5 Ways to Make the Most of Cut Flowers

Keep it Simple and Enjoy Your Flowers More.

Fresh flowers are widely available, from the traditional florist to the outdoor market to the grocery store. Chances are, you’ll pick up a bouquet on impulse or even better, receive one as a gift. What’s the best way to make the most of them?

Keep in mind that the cut flower has been separated from the parent plant and it begins to decompose right away. You’ve probably read magazine articles describing the various types of flower stems and how to treat each one.

Some get cut while others get crushed or singed to a flame. Most of us don’t care to go to that much trouble, but we don’t want the flowers to fade and die too soon, either. Use the following five tips to keep things simple.

  1. Condition the Flowers in the Wrapper

Flowers from a vendor usually come wrapped in tissue or cellophane. This protects the blooms and keeps them from drooping. By the time you get them home, they’ve been out of the water for a while and will appreciate some conditioning.

The best way to rehydrate them and help them keep their upright shape is to put the bouquet, wrapper and all, into a deep bucket of warm water. Submerge them right up to the blooms and leave them for an hour or two. This will refresh them and extend their vase life. For flowers brought in from the garden, wrap in newspaper and do the same thing.

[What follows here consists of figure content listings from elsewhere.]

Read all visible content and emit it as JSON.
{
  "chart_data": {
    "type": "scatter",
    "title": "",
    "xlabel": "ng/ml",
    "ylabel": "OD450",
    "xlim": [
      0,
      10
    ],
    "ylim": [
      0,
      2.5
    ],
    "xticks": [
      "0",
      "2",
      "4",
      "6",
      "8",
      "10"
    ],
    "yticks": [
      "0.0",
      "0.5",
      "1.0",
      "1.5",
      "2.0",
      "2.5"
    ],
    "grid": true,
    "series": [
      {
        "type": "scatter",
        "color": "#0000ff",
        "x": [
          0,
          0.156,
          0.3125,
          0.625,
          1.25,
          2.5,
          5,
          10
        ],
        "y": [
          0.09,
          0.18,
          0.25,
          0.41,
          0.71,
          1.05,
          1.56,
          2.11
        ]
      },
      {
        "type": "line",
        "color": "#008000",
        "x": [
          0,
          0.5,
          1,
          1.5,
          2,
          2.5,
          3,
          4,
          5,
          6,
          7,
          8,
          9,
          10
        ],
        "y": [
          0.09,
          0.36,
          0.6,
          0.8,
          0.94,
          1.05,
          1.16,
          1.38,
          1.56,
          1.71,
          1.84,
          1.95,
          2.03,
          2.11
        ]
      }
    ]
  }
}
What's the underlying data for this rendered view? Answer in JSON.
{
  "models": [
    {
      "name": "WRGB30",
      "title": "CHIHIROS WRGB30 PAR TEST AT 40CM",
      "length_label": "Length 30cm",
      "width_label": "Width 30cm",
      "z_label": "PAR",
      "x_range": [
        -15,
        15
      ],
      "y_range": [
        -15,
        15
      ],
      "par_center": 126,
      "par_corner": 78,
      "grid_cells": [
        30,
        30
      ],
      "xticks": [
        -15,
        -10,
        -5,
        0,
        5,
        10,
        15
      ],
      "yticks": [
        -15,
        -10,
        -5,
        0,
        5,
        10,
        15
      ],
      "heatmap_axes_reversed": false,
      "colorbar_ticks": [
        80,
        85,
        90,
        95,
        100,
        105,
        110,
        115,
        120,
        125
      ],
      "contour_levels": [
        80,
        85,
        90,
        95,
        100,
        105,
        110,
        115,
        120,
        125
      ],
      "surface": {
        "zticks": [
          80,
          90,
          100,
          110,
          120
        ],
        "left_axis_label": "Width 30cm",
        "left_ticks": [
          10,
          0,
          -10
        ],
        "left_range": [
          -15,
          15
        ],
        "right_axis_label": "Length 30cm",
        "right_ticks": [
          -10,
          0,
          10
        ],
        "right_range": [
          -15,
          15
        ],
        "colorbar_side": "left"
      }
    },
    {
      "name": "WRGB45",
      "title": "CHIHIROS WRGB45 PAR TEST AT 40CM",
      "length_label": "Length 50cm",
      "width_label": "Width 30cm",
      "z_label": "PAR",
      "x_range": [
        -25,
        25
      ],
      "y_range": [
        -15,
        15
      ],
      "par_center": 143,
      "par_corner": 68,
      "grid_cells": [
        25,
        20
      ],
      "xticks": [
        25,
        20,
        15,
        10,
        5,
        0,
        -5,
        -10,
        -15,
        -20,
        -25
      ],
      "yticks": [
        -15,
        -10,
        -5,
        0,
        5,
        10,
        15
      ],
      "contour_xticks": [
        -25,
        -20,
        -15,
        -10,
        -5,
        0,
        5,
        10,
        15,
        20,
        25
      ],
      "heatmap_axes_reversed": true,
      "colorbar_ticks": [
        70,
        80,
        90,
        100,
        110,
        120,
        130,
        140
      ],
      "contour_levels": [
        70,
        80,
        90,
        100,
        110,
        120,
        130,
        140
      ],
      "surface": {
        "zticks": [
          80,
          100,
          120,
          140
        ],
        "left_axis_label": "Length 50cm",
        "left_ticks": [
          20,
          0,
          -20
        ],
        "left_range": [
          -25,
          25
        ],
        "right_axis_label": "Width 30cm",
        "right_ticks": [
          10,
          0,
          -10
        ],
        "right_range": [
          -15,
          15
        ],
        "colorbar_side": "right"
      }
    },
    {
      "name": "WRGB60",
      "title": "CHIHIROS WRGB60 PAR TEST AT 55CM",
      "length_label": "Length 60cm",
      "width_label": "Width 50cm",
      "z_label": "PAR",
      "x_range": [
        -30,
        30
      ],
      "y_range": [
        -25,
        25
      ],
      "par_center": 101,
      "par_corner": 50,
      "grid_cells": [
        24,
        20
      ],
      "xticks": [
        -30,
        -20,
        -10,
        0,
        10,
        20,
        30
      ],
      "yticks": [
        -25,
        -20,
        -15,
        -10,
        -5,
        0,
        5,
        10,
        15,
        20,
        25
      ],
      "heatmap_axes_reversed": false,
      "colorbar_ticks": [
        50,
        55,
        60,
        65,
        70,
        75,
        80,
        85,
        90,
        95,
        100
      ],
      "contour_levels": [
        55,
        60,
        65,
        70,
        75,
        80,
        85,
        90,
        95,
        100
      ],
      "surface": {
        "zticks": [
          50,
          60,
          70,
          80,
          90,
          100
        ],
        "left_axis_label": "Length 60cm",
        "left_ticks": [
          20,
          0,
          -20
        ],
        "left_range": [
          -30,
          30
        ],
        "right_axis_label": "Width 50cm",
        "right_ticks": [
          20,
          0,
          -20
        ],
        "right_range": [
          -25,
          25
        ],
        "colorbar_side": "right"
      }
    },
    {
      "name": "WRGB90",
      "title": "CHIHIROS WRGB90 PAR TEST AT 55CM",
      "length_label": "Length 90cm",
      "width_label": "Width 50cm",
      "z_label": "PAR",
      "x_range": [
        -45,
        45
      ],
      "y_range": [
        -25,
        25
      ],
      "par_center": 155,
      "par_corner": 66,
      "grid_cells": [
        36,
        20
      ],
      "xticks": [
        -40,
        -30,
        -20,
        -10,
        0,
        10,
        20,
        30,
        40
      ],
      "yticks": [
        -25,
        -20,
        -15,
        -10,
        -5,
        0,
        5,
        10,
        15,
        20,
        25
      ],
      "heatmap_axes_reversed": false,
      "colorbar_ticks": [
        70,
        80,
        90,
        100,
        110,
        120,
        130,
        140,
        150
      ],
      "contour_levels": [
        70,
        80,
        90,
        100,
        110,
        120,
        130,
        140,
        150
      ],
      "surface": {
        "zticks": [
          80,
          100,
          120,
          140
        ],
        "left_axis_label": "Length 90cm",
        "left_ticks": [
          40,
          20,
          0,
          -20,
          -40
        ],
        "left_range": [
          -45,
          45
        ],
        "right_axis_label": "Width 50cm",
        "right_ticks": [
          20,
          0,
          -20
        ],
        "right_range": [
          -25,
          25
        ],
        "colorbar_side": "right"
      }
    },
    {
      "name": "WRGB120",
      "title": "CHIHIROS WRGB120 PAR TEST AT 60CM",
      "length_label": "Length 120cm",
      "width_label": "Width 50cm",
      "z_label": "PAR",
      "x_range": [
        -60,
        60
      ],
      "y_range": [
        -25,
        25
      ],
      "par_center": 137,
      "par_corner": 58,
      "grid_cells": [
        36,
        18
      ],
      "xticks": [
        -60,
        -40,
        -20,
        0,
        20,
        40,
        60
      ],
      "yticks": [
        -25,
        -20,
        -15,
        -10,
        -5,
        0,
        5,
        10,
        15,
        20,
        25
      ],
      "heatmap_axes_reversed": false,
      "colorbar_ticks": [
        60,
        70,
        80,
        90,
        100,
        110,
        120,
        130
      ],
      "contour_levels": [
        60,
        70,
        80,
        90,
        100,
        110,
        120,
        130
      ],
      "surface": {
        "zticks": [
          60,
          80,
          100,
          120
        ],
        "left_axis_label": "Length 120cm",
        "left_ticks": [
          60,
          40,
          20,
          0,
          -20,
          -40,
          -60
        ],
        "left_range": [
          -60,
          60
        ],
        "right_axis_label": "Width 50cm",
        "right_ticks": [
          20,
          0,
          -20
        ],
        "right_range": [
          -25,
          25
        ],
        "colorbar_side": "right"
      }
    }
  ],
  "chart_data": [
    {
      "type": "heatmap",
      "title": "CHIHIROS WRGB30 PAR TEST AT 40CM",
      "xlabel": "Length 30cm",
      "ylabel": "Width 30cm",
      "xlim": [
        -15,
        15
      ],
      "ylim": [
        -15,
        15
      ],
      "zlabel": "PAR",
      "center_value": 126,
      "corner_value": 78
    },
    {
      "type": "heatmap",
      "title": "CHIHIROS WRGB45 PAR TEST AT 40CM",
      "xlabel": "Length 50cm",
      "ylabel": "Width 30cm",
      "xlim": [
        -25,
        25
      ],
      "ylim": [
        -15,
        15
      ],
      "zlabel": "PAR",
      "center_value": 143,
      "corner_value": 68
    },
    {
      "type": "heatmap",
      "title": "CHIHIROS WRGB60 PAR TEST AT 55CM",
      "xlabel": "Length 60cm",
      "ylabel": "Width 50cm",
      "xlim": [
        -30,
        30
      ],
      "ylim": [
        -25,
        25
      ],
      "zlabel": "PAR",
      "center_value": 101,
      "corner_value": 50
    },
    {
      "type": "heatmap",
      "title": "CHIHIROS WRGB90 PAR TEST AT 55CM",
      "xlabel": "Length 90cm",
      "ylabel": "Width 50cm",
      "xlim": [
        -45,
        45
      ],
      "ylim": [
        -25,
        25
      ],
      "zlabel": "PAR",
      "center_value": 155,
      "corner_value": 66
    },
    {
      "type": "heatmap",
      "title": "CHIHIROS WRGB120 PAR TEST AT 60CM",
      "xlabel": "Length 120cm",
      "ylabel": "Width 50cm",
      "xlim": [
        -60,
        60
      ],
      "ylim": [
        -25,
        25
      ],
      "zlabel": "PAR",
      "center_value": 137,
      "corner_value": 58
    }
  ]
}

  1. Give Some Thought to Choosing a Vase

You might have several vases on hand to choose from. Think about whether the flowers are tall or heavy or if they lend themselves to being cut short. Maybe you can divide the bouquet into more than one arrangement. What else do you have around the house to put flowers in beside a traditional vase? Bottles, jugs and water pitchers make exciting vessels.

A broken bloom can still be displayed in a shallow dish or china cup and saucer. Egg cups and toothpick holders will hold small snippets that get trimmed from the bunch. A glass container can be slipped inside a decorative tin for a designer touch.

  1. Take a Few Minutes to Trim the Stems

Don’t just take the flowers from the wrapper and plunge them into a vase of water. Egads, nothing looks more stilted than that. Lay out the stems so you can separate them and give each one a new cut. Flower stems are like a drinking straw that draws the water up to the flower, but sometimes it gets an air bubble that keeps the water from traveling up the stem.

To prevent this, draw some water in the sink, remove any leaves that would go down into the container and hold the stem under the water while you make a new slant cut with garden shears. Now you’ll get a water bubble, not an air bubble on the end of the stem while you put it in the vase. Cut each stem in the same manner and arrange your bouquet.

  1. Change the Water Every Couple Days

If your flowers came with a packet of commercial floral preservative and you used it, fine. However, changing the water and re-cutting the stems will do the most to preserve the flowers. Some like to add aspirin or 7-Up or bleach to the water, all of which are attempts to curtail bacteria. Fresh, clean water is still the simplest way to go.

If the arrangement is too complicated to remove from the vase, set it in the sink and flush the vase out with fresh water from the faucet or sprayer. While you’re at it, trim off any dead leaves and spent blooms.

  1. Display the Flowers Where You Will See and Enjoy Them

Flowers are for you to enjoy. They brighten your day. Don’t put them in a spot where you won’t even see them. What good is a floral centerpiece on the dining room table if you don’t usually go in there?

Keep the flowers in the rooms where you live so that they catch your eye many times a day. Take a few blossoms out of the more massive bouquet and put a single bloom or small arrangement by your bed or on your desk.

Keep things simple with these five tips and let flowers work their charm on you.